Tetrahedron

Tetrahedron{N, VN<:AbstractVector{N}, VT<:AbstractVector{VN}} <: AbstractPolytope{N}

Type that represents a (3-dimensional) tetrahedron in vertex representation.

Fields

• vertices – list of vertices

Examples

A tetrahedron can be constructed by passing the list of vertices. The following builds the tetrahedron with edge length 2 from the wikipedia page Tetrahedron:

julia> vertices = [[1, 0, -1/sqrt(2)], [-1, 0, -1/sqrt(2)], [0, 1, 1/sqrt(2)], [0, -1, 1/sqrt(2)]];

julia> T = Tetrahedron(vertices);

julia> dim(T)
3

julia> zeros(3) ∈ T
true

julia> σ(ones(3), T)
3-element Vector{Float64}:
 0.0
 1.0
 0.7071067811865475

∈(x::AbstractVector, X::LazySet)

Check whether a point lies in a set.

Input

• x – point/vector
• X – set

Output

true iff $x ∈ X$.

Extended help

∈(x::AbstractVector, T::Tetrahedron)

Algorithm

For each plane of the tetrahedron, we check if the point x is on the same side as the remaining vertex.

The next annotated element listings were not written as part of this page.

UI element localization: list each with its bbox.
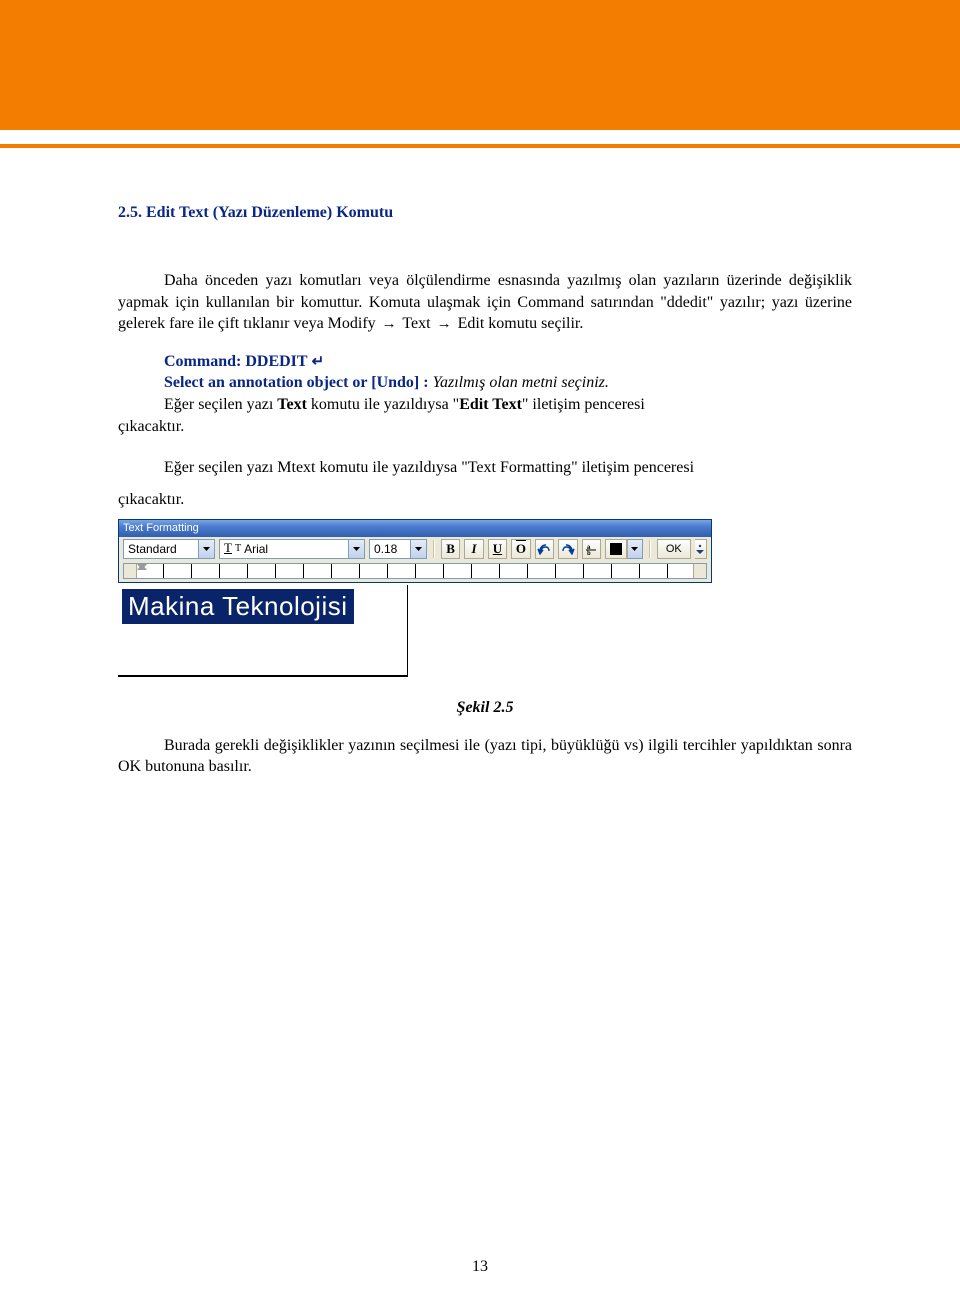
stack-icon: a b — [585, 543, 597, 555]
font-display[interactable]: TT Arial — [219, 539, 349, 559]
selected-text[interactable]: Makina Teknolojisi — [122, 589, 354, 624]
height-combo[interactable]: 0.18 — [369, 539, 427, 559]
separator — [433, 540, 435, 558]
style-dropdown-button[interactable] — [199, 539, 215, 559]
chevron-down-icon — [415, 547, 422, 551]
figure-caption: Şekil 2.5 — [118, 699, 852, 717]
section-heading: 2.5. Edit Text (Yazı Düzenleme) Komutu — [118, 204, 852, 222]
color-combo[interactable] — [605, 539, 643, 559]
command-line-2-note: Yazılmış olan metni seçiniz. — [433, 374, 609, 391]
mtext-editor-area[interactable]: Makina Teknolojisi — [118, 585, 408, 677]
para3-text: Eğer seçilen yazı Mtext komutu ile yazıl… — [164, 459, 694, 476]
font-combo[interactable]: TT Arial — [219, 539, 365, 559]
text-formatting-window: Text Formatting Standard TT Arial — [118, 519, 712, 583]
command-line-2-prompt: Select an annotation object or [Undo] : — [164, 374, 429, 391]
ok-button[interactable]: OK — [657, 539, 691, 559]
result-text-c: " iletişim penceresi — [522, 396, 645, 413]
mtext-paragraph: Eğer seçilen yazı Mtext komutu ile yazıl… — [118, 457, 852, 479]
page-content: 2.5. Edit Text (Yazı Düzenleme) Komutu D… — [0, 148, 960, 778]
color-dropdown-button[interactable] — [627, 539, 643, 559]
bold-button[interactable]: B — [441, 539, 460, 559]
page-number: 13 — [0, 1258, 960, 1276]
figure-text-formatting: Text Formatting Standard TT Arial — [118, 519, 852, 677]
color-swatch[interactable] — [605, 539, 627, 559]
arrow-right-icon: → — [435, 315, 454, 332]
redo-button[interactable] — [558, 539, 577, 559]
para1-text-b: Text — [399, 315, 435, 332]
chevron-down-icon — [631, 547, 638, 551]
result-text-b: komutu ile yazıldıysa " — [307, 396, 459, 413]
font-value: Arial — [244, 542, 268, 556]
font-dropdown-button[interactable] — [349, 539, 365, 559]
separator — [649, 540, 651, 558]
toolbar-row: Standard TT Arial 0.18 — [119, 537, 711, 561]
underline-button[interactable]: U — [488, 539, 507, 559]
height-dropdown-button[interactable] — [411, 539, 427, 559]
height-value[interactable]: 0.18 — [369, 539, 411, 559]
closing-text: Burada gerekli değişiklikler yazının seç… — [118, 737, 852, 776]
undo-icon — [537, 543, 551, 555]
intro-paragraph: Daha önceden yazı komutları veya ölçülen… — [118, 270, 852, 335]
enter-icon: ↵ — [312, 353, 325, 370]
style-value[interactable]: Standard — [123, 539, 199, 559]
svg-text:b: b — [587, 551, 591, 555]
command-line-1: Command: DDEDIT — [164, 353, 308, 370]
ruler-row — [119, 561, 711, 582]
command-result-end: çıkacaktır. — [118, 416, 852, 438]
chevron-down-icon — [353, 547, 360, 551]
header-orange-banner — [0, 0, 960, 130]
overflow-icon — [696, 543, 704, 555]
mtext-paragraph-end: çıkacaktır. — [118, 491, 852, 509]
redo-icon — [561, 543, 575, 555]
stack-button[interactable]: a b — [582, 539, 601, 559]
ruler[interactable] — [123, 563, 707, 579]
arrow-right-icon: → — [380, 315, 399, 332]
left-indent-marker[interactable] — [137, 564, 147, 570]
window-titlebar: Text Formatting — [119, 520, 711, 537]
undo-button[interactable] — [535, 539, 554, 559]
command-block: Command: DDEDIT ↵ Select an annotation o… — [118, 351, 852, 437]
overline-button[interactable]: O — [511, 539, 530, 559]
para1-text-c: Edit komutu seçilir. — [454, 315, 584, 332]
result-text-bold-2: Edit Text — [459, 396, 522, 413]
result-text-bold-1: Text — [277, 396, 307, 413]
command-result: Eğer seçilen yazı Text komutu ile yazıld… — [118, 394, 852, 416]
overflow-button[interactable] — [695, 539, 707, 559]
style-combo[interactable]: Standard — [123, 539, 215, 559]
result-text-a: Eğer seçilen yazı — [164, 396, 277, 413]
italic-button[interactable]: I — [464, 539, 483, 559]
chevron-down-icon — [203, 547, 210, 551]
closing-paragraph: Burada gerekli değişiklikler yazının seç… — [118, 735, 852, 778]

We need to check this for each plane [1].

[1] https://stackoverflow.com/questions/25179693/how-to-check-whether-the-point-is-in-the-tetrahedron-or-not

σ(d::AbstractVector, X::LazySet)

Compute a support vector of a set in a given direction.

Input

• d – direction
• X – set

Output

A support vector of X in direction d.

Notes

A convenience alias support_vector is also available.

Extended help

σ(d::AbstractVector, T::Tetrahedron)

Algorithm

This method falls back to the VPolytope implementation.